Once the disk is replaced, you can turn off the LED:
Get-PhysicalDisk |? OperationalStatus -like OK | Disable-PhysicalDiskIdentification
Add physical disk to storage pool
Before a reboot of the server, the physical disk can’t identify its enclosure name. The disk automatically joined the Storage Pool but without enclosure information. So, you have to reboot the server to get the right information.
Storage Spaces Direct spread automatically the data across the new disk. This process took almost 30mn.
Sometime the physical disk doesn’t join automatically the Storage Pool. So, you can run the following cmdlet to add the physical disk to the Storage Pool.
Conclusion
With storage solutions, you can be sure that a physical disk, either SSD or HDD will fail some days. With Storage Spaces Direct, Microsoft provides all required tools to change properly failed disks easily. Just set the physical disk as retired, then remove the physical disk (if you can) from the storage pool. To finish you can change the disk.

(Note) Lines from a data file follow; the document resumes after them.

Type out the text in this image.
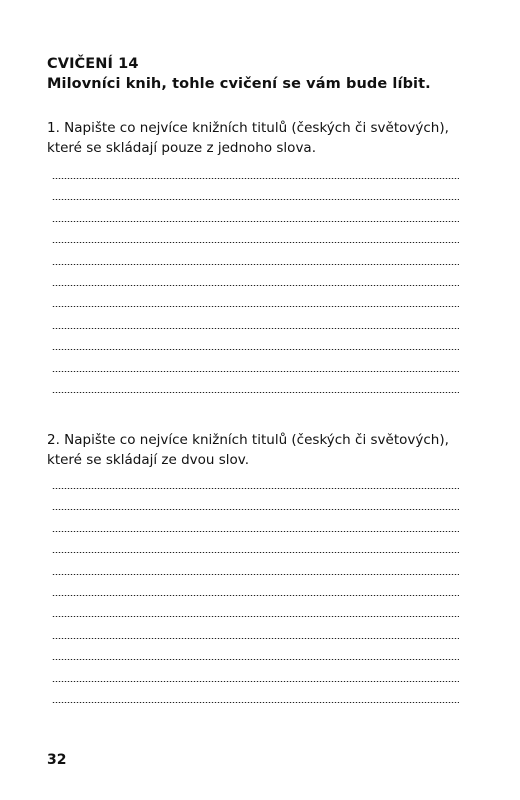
CVIČENÍ 14
Milovníci knih, tohle cvičení se vám bude líbit.
1. Napište co nejvíce knižních titulů (českých či světových),
které se skládají pouze z jednoho slova.
2. Napište co nejvíce knižních titulů (českých či světových),
které se skládají ze dvou slov.
32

Why drive not detected without rebooting the server? It is only in this case, or it is a normal for s2d? Windows?
I have rebooted because the disk was not detected in the enclosure. It worked without a reboot but I have rebooted the server to see the drive in the right enclosure.
I think this is related to the HBA.
Regards,
Romain
If you run “Update-StorageProviderCache -DiscoveryLevel Full” on the ownernode the info will be updated.

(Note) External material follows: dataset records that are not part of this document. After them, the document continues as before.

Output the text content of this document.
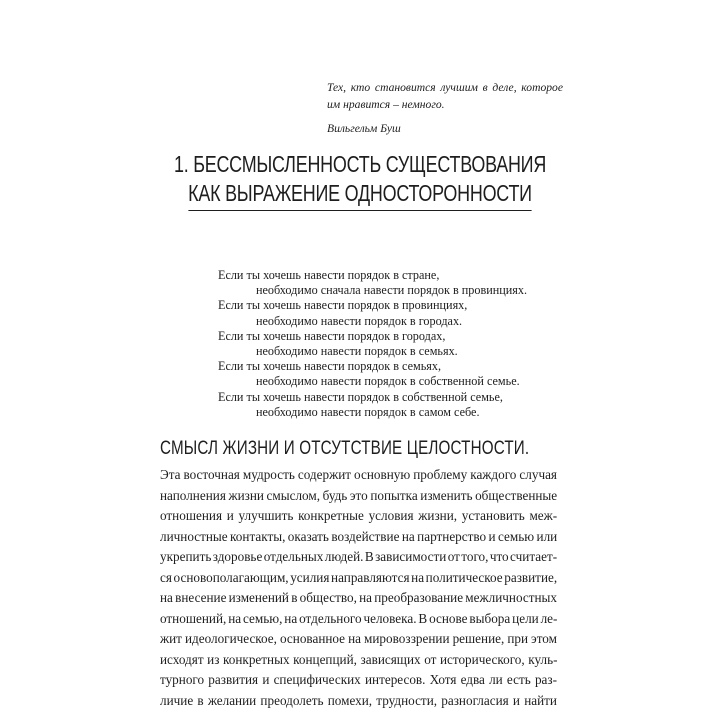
Тех, кто становится лучшим в деле, которое им нравится – немного.
Вильгельм Буш
1. БЕССМЫСЛЕННОСТЬ СУЩЕСТВОВАНИЯ
КАК ВЫРАЖЕНИЕ ОДНОСТОРОННОСТИ
Если ты хочешь навести порядок в стране,
необходимо сначала навести порядок в провинциях.
Если ты хочешь навести порядок в провинциях,
необходимо навести порядок в городах.
Если ты хочешь навести порядок в городах,
необходимо навести порядок в семьях.
Если ты хочешь навести порядок в семьях,
необходимо навести порядок в собственной семье.
Если ты хочешь навести порядок в собственной семье,
необходимо навести порядок в самом себе.
СМЫСЛ ЖИЗНИ И ОТСУТСТВИЕ ЦЕЛОСТНОСТИ.
Эта восточная мудрость содержит основную проблему каждого случая
наполнения жизни смыслом, будь это попытка изменить общественные
отношения и улучшить конкретные условия жизни, установить меж-
личностные контакты, оказать воздействие на партнерство и семью или
укрепить здоровье отдельных людей. В зависимости от того, что считает-
ся основополагающим, усилия направляются на политическое развитие,
на внесение изменений в общество, на преобразование межличностных
отношений, на семью, на отдельного человека. В основе выбора цели ле-
жит идеологическое, основанное на мировоззрении решение, при этом
исходят из конкретных концепций, зависящих от исторического, куль-
турного развития и специфических интересов. Хотя едва ли есть раз-
личие в желании преодолеть помехи, трудности, разногласия и найти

Thank you very much for this information !
Hi Romain, I am thinking about using s2d in our prod vmware environment, is that fully supported?
Regards Johan
No you can’t. S2D doesn’t support iSCSI, NFS and so on. If you plan S2D, you need Hyper-V. But I can work with you to plan a VMware to Hyper-V migration :p
I paused one node, rebooted it after draining the roles and I’m in a situation now by which the 2 SSD Cache drives reported loss communication in cluster failover manager on the node i rebooted, I can see the disks fine in the BIOS, but not in the OS. Is it worth treating them like a failure and kill them off, reseat them and add them back in. Open to suggestions.
Hi,
What is your HBA, server and disks ?